The circuit court found that there was every reason to think that Jones was under the officers’ control, and they should have known that shooting him repeatedly was excessive. The fact that Jones had been pinned to the ground by multiple officers could certainly signal that he was secured, and the fact that he was unresponsive when they stood above him could have clued them in that he was not a threat. “The officers contend that Jones should have dropped the knife upon their commands, and that his failure to do so places his shooting in the gray zone where qualified immunity applies,” the court wrote. But, “shouting ‘drop the knife’ seconds before shooting him was, at best, farcical because it was impossible for an incapacitated person to drop a knife tucked into his sleeve.”

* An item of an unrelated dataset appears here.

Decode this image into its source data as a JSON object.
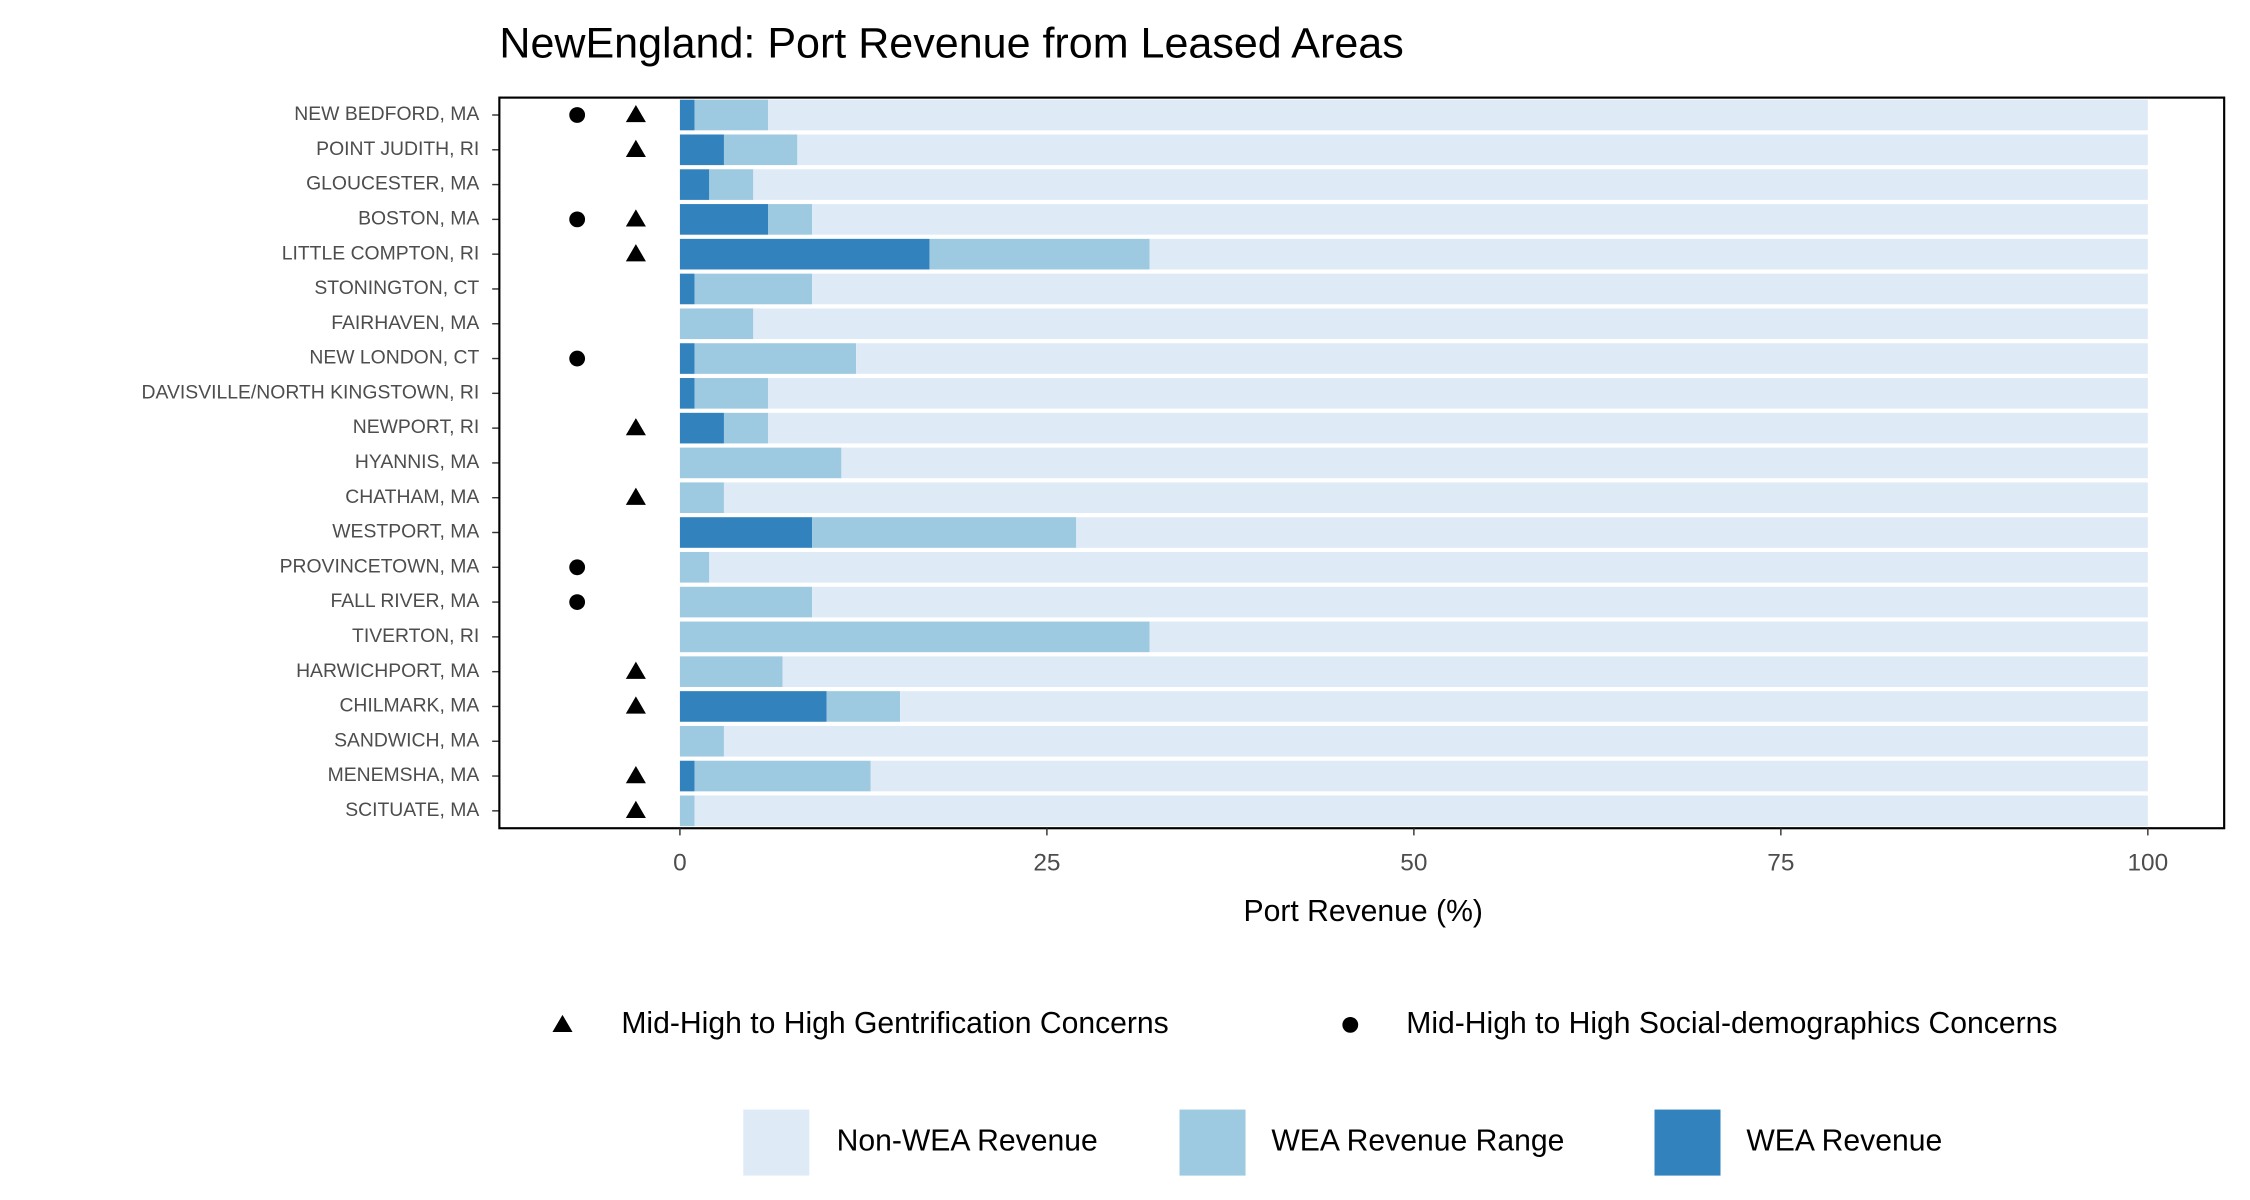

Indeed, in looking back to the entire incident, the court suggests that the officers’ behaviors bore directly on its deadly outcome. “Non-cooperation with law enforcement has never given officers carte blanche to use deadly force against a suspect; luckily for many of us, neither has being ‘armed’ with a small knife,” the court wrote. “Jones was not an armed felon on the run, nor a fleeing suspect luring officers into a high-speed chase. Jones was walking in the road next to the sidewalk, away from the dark shadows and blind corners of buildings at night. He was without housing and had a knife on his person. As a pedestrian, he should have been on the sidewalk, but Officer Lehman never told him that.”

How many more appalling stories of police murders are out there that have not received wide publicity?

Comments

  1. Ridana says

    I remember being told years ago in a self-defense class to walk down the middle of a street at night (if no traffic around) because it was safer than walking next to buildings, alleys and shrubberies. Attackers would be less likely to come that far out into the open, and even if they did, you’d have time to see them coming. I guess not when the attackers are the police.
    .
    Considering how macho and “alpha male” that cops’ self-image is, I’d think the cognitive dissonance between that image and the reality of being so batshit terrified by prone and bound “suspects” that they feel the need to shoot to kill at the slightest movement or lack thereof, would make them catatonic trying to reconcile the two. They must be imagining black people as superhuman shapeshifting werewolves that can instantly break their chains and level city blocks by merely flexing, a delusion which only shows they’re utterly unfit for duty.

  2. Bruce says

    In the described scenario, even a non-injured white person on the ground wouldn’t want to “drop the knife” he wasn’t holding. The officers are implying that the “safe” thing the suspect should have done would have been to pull the knife out of his sleeve and show it to the officers, and then drop it away from himself while lying down. Instead of two seconds, he workday have been hit with 55 bullets in one second, as the officers would have been “afraid” that the immobile man on the ground was going to stab them all before any of them could shoot him once.
    The snowflake officers were clearly insane with fear, based on nothing real. They should have been forcibly confined for psychiatric treatment until they were mentally healthy enough to stand trial.